10 Die in Mistaken Afghan Firefight
Shir Ahmad/Reuters
Protesters in Ghazni, south of Kabul, chanted anti-American slogans on Thursday after a search for Taliban left nine Afghan policemen and a civilian dead.
By CARLOTTA GALL and ABDUL WAHEED WAFA
Published: January 25, 2008
KABUL, Afghanistan — At least nine Afghan police officers and a civilian were killed early Thursday in a firefight between American forces and the officers in Ghazni Province, just south of the capital, local officials said.
The American forces were searching houses in a village on the outskirts of Ghazni town and blew open the gates of a house, according to local Afghan officials. District police officers heard the explosion and rushed to the scene, suspecting that the Taliban were in the area, but were themselves mistaken for Taliban and shot by the American soldiers, the officials said. Aircraft supporting the operation fired on one of the police cars.
The killings set off protests in the town on Thursday afternoon, and demonstrators blocked the main highway and prevented a government delegation from reaching the town from a nearby airfield, local officials said.
“Another big cruelty was made by American forces this morning,” said Khial Muhammad Hussaini, a member of Parliament from the province who was among the elders and legislators who had traveled to the town to try to calm people and persuade them to reopen the highway.
Zemarai Bashary, a spokesman for the Ministry of the Interior in Kabul, confirmed the shooting and called it a “misunderstanding,” but said he had information on only eight deaths.

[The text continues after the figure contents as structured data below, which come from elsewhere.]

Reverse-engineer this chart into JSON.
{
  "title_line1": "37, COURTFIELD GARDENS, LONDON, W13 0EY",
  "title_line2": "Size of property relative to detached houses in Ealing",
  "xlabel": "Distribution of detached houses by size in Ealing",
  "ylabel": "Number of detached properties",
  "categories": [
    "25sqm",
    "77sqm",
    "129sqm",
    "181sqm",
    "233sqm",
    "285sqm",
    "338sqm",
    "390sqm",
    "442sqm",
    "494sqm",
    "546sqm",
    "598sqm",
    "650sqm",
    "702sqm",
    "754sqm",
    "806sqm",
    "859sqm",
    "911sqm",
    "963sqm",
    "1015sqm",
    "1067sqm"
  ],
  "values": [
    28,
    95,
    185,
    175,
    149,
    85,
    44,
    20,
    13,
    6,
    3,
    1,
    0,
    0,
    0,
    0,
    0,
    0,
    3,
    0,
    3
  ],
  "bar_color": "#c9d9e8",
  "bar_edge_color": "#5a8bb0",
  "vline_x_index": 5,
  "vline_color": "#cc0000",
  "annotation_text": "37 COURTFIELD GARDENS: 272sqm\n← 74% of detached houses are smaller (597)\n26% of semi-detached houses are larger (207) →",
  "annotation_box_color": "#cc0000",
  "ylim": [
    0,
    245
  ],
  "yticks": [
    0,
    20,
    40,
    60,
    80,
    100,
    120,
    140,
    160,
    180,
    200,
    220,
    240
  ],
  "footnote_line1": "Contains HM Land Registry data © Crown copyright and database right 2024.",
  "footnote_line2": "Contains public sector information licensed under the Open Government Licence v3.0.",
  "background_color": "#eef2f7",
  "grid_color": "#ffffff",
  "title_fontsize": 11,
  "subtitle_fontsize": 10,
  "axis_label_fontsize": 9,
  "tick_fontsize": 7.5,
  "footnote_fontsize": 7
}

The confrontation happened when United States forces were conducting a night raid on the compound of a man suspected of being an insurgent and of organizing suicide bombings, according to Maj. Chris Belcher, the spokesman for the United States military at Bagram Air Base. The soldiers were part of the United States-led coalition that conducts counterterrorism operations, not part of the NATO-led force in Afghanistan, he said.
The American soldiers came under fire from insurgent forces and fired back, Major Belcher said. He suggested that those killed were insurgents and said that he had no information on whether they were members of the national police. “I know there were some deaths, but I don’t have a number,” he said.